15/11/2016
Game changed.

Words by

Fashion Journal

A little while ago, Aussie platform Akagu caught our eye. Akagu works a little like eBay in reverse. Current season designer pieces from a range of labels are listed on the site at retail value, with the prices dropping periodically. It’s an innovative and engaging way to shop online. But that’s not the only reason why we’re hyping this platform up. 

It’s bridging the gap between high quality and low cost 

You know that crappy top you bought a while back? The one that was $35 and looked decent for about one wear? Then you gave it a spin in the washing machine and it never looked the same. More often than not, you get what you pay for. But we totally get that on a uni budget, buying higher quality pieces can be a luxury. 

That’s where Akagu comes in. Founder Jimmy Zhong knows there’s an increasing demand for smaller-run, independent labels producing higher quality clothing. However, much of the time, the price point just isn’t attractive enough.

“Akagu is aiming to bridge the gap between the shopper’s increasing expectation for high quality at low cost and the designer’s concerns about damage done by discounting,” explains Jimmy. 

“I feel like shoppers are becoming a little fatigued by over-consumption of clothing and are seeking transparency over how the clothing was made – but may still be hesitant to pay the premium.
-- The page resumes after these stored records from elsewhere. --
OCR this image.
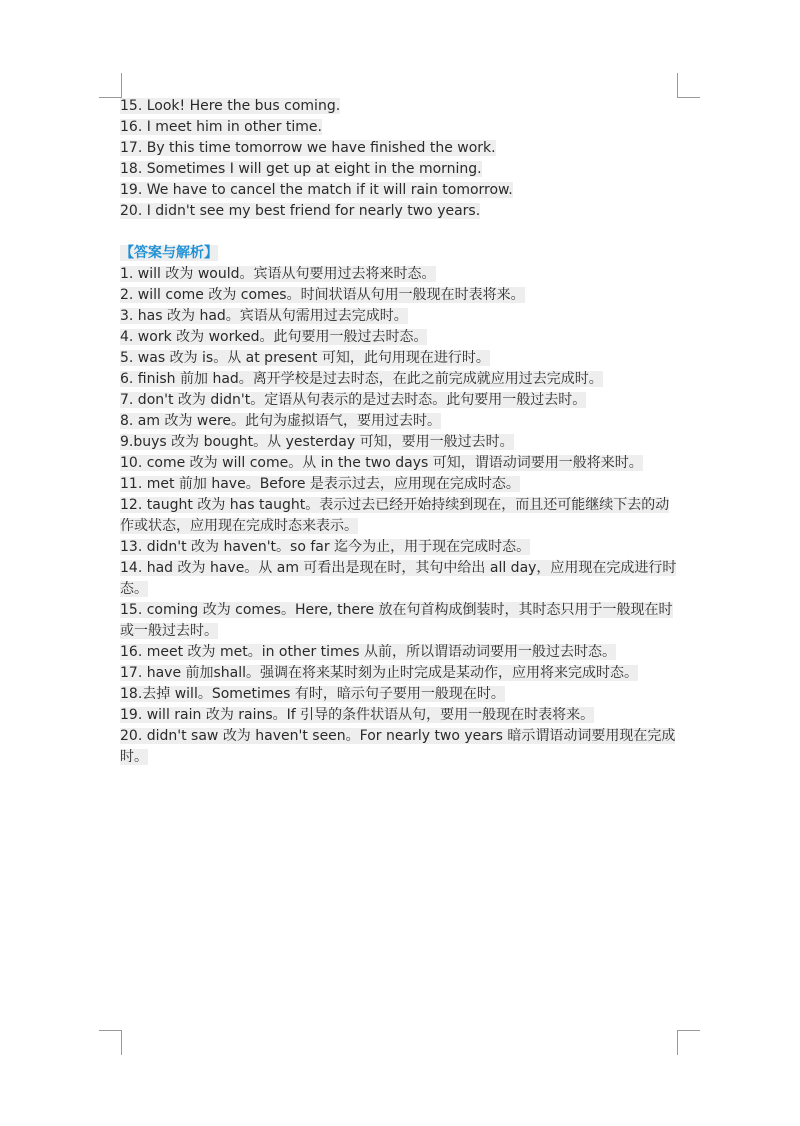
15. Look! Here the bus coming.

16. I meet him in other time.

17. By this time tomorrow we have finished the work.

18. Sometimes I will get up at eight in the morning.

19. We have to cancel the match if it will rain tomorrow.

20. I didn't see my best friend for nearly two years.

【答案与解析】

1. will 改为 would。宾语从句要用过去将来时态。

2. will come 改为 comes。时间状语从句用一般现在时表将来。

3. has 改为 had。宾语从句需用过去完成时。

4. work 改为 worked。此句要用一般过去时态。

5. was 改为 is。从 at present 可知，此句用现在进行时。

6. finish 前加 had。离开学校是过去时态，在此之前完成就应用过去完成时。

7. don't 改为 didn't。定语从句表示的是过去时态。此句要用一般过去时。

8. am 改为 were。此句为虚拟语气，要用过去时。

9.buys 改为 bought。从 yesterday 可知，要用一般过去时。

10. come 改为 will come。从 in the two days 可知，谓语动词要用一般将来时。

11. met 前加 have。Before 是表示过去，应用现在完成时态。

12. taught 改为 has taught。表示过去已经开始持续到现在，而且还可能继续下去的动作或状态，应用现在完成时态来表示。

13. didn't 改为 haven't。so far 迄今为止，用于现在完成时态。

14. had 改为 have。从 am 可看出是现在时，其句中给出 all day，应用现在完成进行时态。

15. coming 改为 comes。Here, there 放在句首构成倒装时，其时态只用于一般现在时或一般过去时。

16. meet 改为 met。in other times 从前，所以谓语动词要用一般过去时态。

17. have 前加shall。强调在将来某时刻为止时完成是某动作，应用将来完成时态。

18.去掉 will。Sometimes 有时，暗示句子要用一般现在时。

19. will rain 改为 rains。If 引导的条件状语从句，要用一般现在时表将来。

20. didn't saw 改为 haven't seen。For nearly two years 暗示谓语动词要用现在完成时。
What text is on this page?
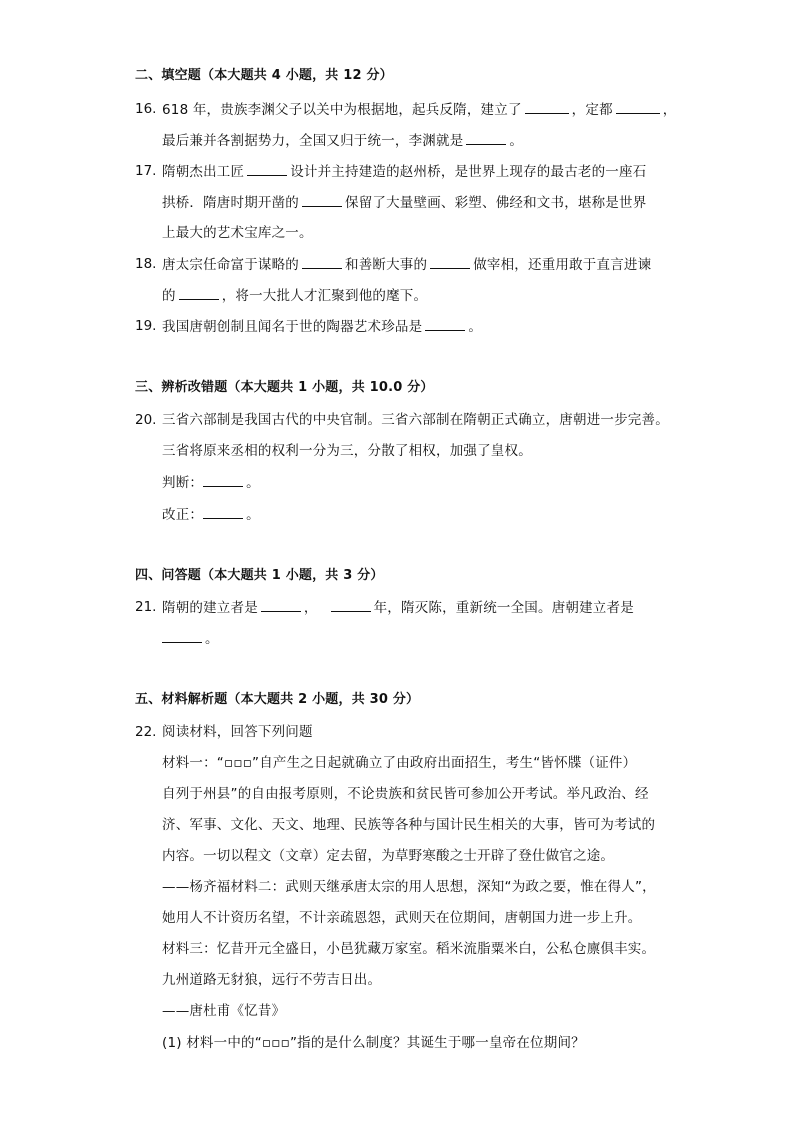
二、填空题（本大题共 4 小题，共 12 分）
16. 618 年，贵族李渊父子以关中为根据地，起兵反隋，建立了	，定都	，
最后兼并各割据势力，全国又归于统一，李渊就是	。
17. 隋朝杰出工匠	设计并主持建造的赵州桥，是世界上现存的最古老的一座石
拱桥．隋唐时期开凿的	保留了大量壁画、彩塑、佛经和文书，堪称是世界
上最大的艺术宝库之一。
18. 唐太宗任命富于谋略的	和善断大事的	做宰相，还重用敢于直言进谏
的	，将一大批人才汇聚到他的麾下。
19. 我国唐朝创制且闻名于世的陶器艺术珍品是	。
三、辨析改错题（本大题共 1 小题，共 10.0 分）
20. 三省六部制是我国古代的中央官制。三省六部制在隋朝正式确立，唐朝进一步完善。
三省将原来丞相的权利一分为三，分散了相权，加强了皇权。
判断：	。
改正：	。
四、问答题（本大题共 1 小题，共 3 分）
21. 隋朝的建立者是	，	年，隋灭陈，重新统一全国。唐朝建立者是
。
五、材料解析题（本大题共 2 小题，共 30 分）
22. 阅读材料，回答下列问题
材料一：“▫▫▫”自产生之日起就确立了由政府出面招生，考生“皆怀牒（证件）
自列于州县”的自由报考原则，不论贵族和贫民皆可参加公开考试。举凡政治、经
济、军事、文化、天文、地理、民族等各种与国计民生相关的大事，皆可为考试的
内容。一切以程文（文章）定去留，为草野寒酸之士开辟了登仕做官之途。
——杨齐福材料二：武则天继承唐太宗的用人思想，深知“为政之要，惟在得人”，
她用人不计资历名望，不计亲疏恩怨，武则天在位期间，唐朝国力进一步上升。
材料三：忆昔开元全盛日，小邑犹藏万家室。稻米流脂粟米白，公私仓廪俱丰实。
九州道路无豺狼，远行不劳吉日出。
——唐杜甫《忆昔》
(1) 材料一中的“▫▫▫”指的是什么制度？其诞生于哪一皇帝在位期间？
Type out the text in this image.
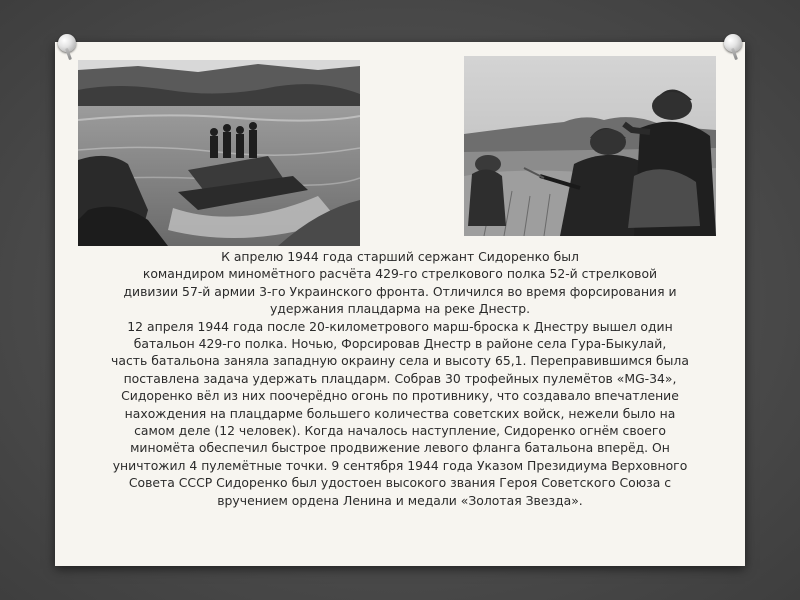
К апрелю 1944 года старший сержант Сидоренко был

командиром миномётного расчёта 429-го стрелкового полка 52-й стрелковой

дивизии 57-й армии 3-го Украинского фронта. Отличился во время форсирования и

удержания плацдарма на реке Днестр.

12 апреля 1944 года после 20-километрового марш-броска к Днестру вышел один

батальон 429-го полка. Ночью, Форсировав Днестр в районе села Гура-Быкулай,

часть батальона заняла западную окраину села и высоту 65,1. Переправившимся была

поставлена задача удержать плацдарм. Собрав 30 трофейных пулемётов «MG-34»,

Сидоренко вёл из них поочерёдно огонь по противнику, что создавало впечатление

нахождения на плацдарме большего количества советских войск, нежели было на

самом деле (12 человек). Когда началось наступление, Сидоренко огнём своего

миномёта обеспечил быстрое продвижение левого фланга батальона вперёд. Он

уничтожил 4 пулемётные точки. 9 сентября 1944 года Указом Президиума Верховного

Совета СССР Сидоренко был удостоен высокого звания Героя Советского Союза с

вручением ордена Ленина и медали «Золотая Звезда».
There is still a lot of conflict between the shopper and designer label on price, which is where I believe Akagu can help.”

Through Akagu’s reverse auction process, users are given access to high quality pieces at prices they are willing to pay. If something is still too expensive, you just wait a few more hours until the price drops again (and just hope someone doesn’t get in before you). 

It’s good for the brands themselves 

It’s been a devastating year for some Aussie labels, namely Willow, which shut its doors after over a decade of trade. And despite the fact that Akagu is selling discounted designer fashion, it's actually working to support both the designers and consumers.

For the designer label, selling through Akagu is an alternative to relying on heavy discounting that can damage brand value,” explains Jimmy. “Our initial sales have also shown an average of 10 per cent on sales margins recovered by our designers. Our platform is also focused on amplifying our designers’ brand and stories.” 

If you needed any more convincing, you just need to check out the list of designers who’ve jumped on board before Akagu has even turned one. Think Kuwaii, Livia Arena, Gary Bigeni, Kaliver and more.

It’s constantly re-building itself 

Despite this platform’s ability to place quality fashion in the hands of consumers for a discounted rate, it isn’t the only function of the site. “There’s a perception the auction can only be used to help clear dead stock, but actually I feel the auction's greatest potential is in selling new-season stock where there is no historic price attached yet,” says Jimmy. 

 “This would be a great way for labels to 'test' the market on what price the customer is willing to pay with potential to drive both margin and volume. I also believe this is a much more sustainable way of business for designers and is more exciting for shoppers.” 

Akagu isn’t stopping there, either. In the next year, it will be integrating its platform with Shopify and Wordpress. This will enable brands to use Akagu’s auction system on their own platforms. 

In the meantime, Akagu has a host of auctions coming up for labels Bausele, Matea Designs, Clemence the Label and Serpent & the Swan. It’ll be the perfect time to top up your summer wardrobe or even nab some Chrissy presents for some very lucky family members.